Отыскивает окантованные ресницами головки мака, и сладкое зерно еще больше возбуждает голод. Терпкие терновники аж обжигают рот, быстро набивают оскомину. Эх, сейчас бы кусок доброго черного хлеба, пересыпанного крупчатой солью, или миску горячего борща.
Теснее затягивает ремешок на поясе и осторожно вылезает из кустарника. И вдруг настораживается: слышит впереди себя тихий прерывчатый стук, будто кто осторожно ступает по земле.
Созинов опасливо отступает назад, прячется за зубчатым клином кустов. Шаги приближаются, и будто одновременно с ним бухает напуганное сердце.
«У тебя же теперь одно оружие — ноги. Плюгавенький сопливый фриц подстрелит, как зайца. И ничего не сделаешь».

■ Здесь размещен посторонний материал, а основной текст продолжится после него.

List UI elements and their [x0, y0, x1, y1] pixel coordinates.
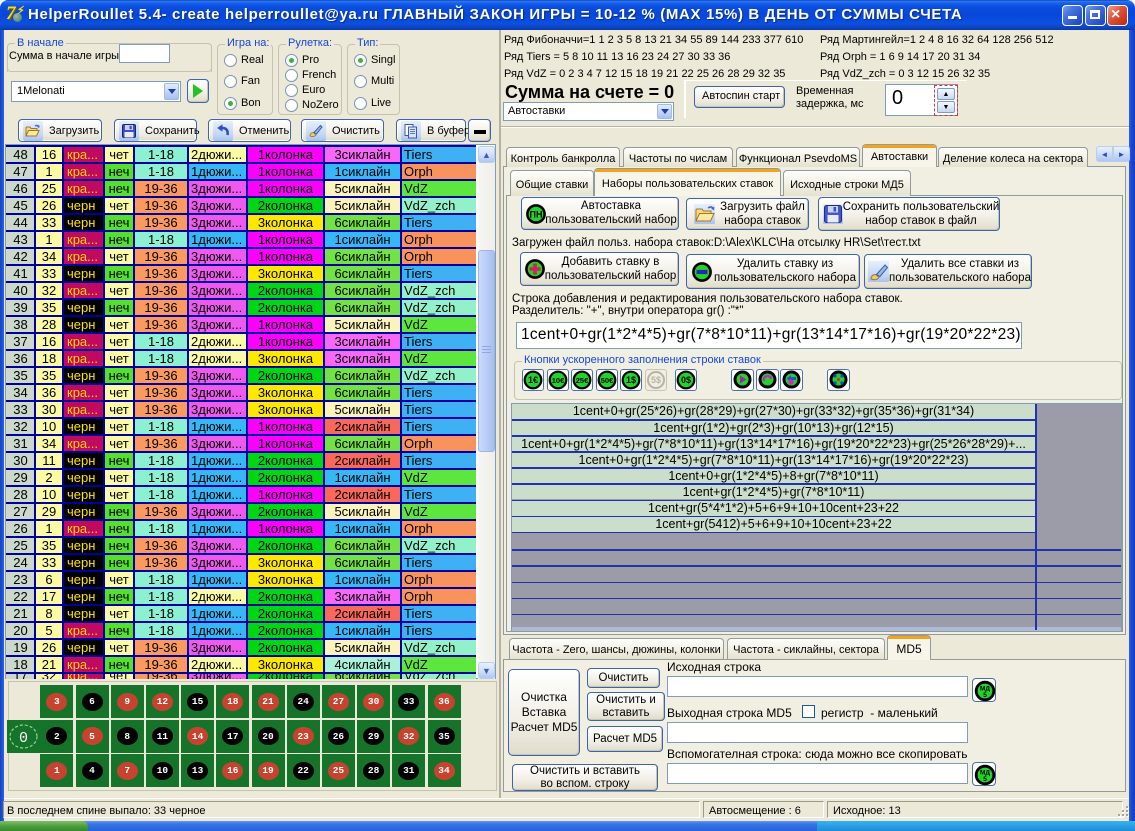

И блаженное облегчение теплом заливает все тело. Между деревьями мелькнул голубой, в белую горошину платочек. Девушка в синем платье вышла из просеки, осмотрелась, остановилась возле корневища ясеня. Как раз всходило солнце и осветило невысокую гибкую фигуру. Две тяжелые черные косы оттягивали назад девичью голову. Пристально смотрела вдаль, готовая встрепенуться, как птица перед взлетом. Смуглые щеки девушки просвечивались бледной усталостью; беспокойно поднималась под блузкой грудь. Сапоги, одежда припали пылью, местами порваны.
«Эге, видно и ты, несчастная, немало пережила за эти дни» — и легко вышел из кустарника.
Вздрогнула девушка, шагнула назад, но, видя добрую улыбку, остановилась, гибкая и настороженная, будто дерево перед ветром…
— Не бойся, девушка. Я тебе злого не сделаю. Доброе утро, — подошел к ясеню.
— Доброго здоровья, — посмотрела прямо грустными карими глазами и сразу же пригасила их длинными ресницами.
— Куда идешь лесами?
— Домой.
— Сколько же до твоего дома?
— Да немало.
— Далеко отбилась?
— Далеко, — и вздохнула.
— Как тебя звать?
— Соломия.
— А не страшно самый странствовать?
Помолчала, но доверчивый взгляд, полное приязни округлое лицо развеяло настороженность, недоверие.
— Страшно. Да еще теперь, когда по всем дорогам… — и не досказала. — А вы куда путь держите?
— Еще и сам не знаю. С дороги сбился, убегая из плена.
— Сидели?
— Сидел, чтобы во веки веков не сидеть.
— И я сидела, — уже веселее улыбнулась.
— Выпустили?
— Нет, сама… вышла.
— Это хорошо. А как же?
— Институт я свой догоняла, да и попалась фашистам в руки, — сразу же нахмурилась. — Завели нас в загон для скота, плохонький такой, только тремя колючими проволоками огражденный — не успели свою «технику» показать. А караулили хорошо. Попробовали мы ночью выскочить — убили двух девчат. И не забирали несколько дней, чтобы другие боялись… Сидим, голодом морят. Слухи разные идут: одни — что будут выпускать, кто не комсомолец, не член партии; другие — что понемногу будут расстреливать; третьи — что повезут на каторгу. Присматриваюсь к лагерной жизни, замечаю, что днем охрана не так следит. В воскресенье по дороге, недалеко от лагеря, идут люди на ярмарку. Выбрала я минутку, когда людей больше было, а дежурный отвлекся, проскочила сквозь те проволоки и прямо к людям; те обступили меня, запрятали от дурного глаза. Вот и пошла я в свой край. Снова чуть в руки немцев не попала. Облава же теперь за облавой… Вот и иду лесами сама.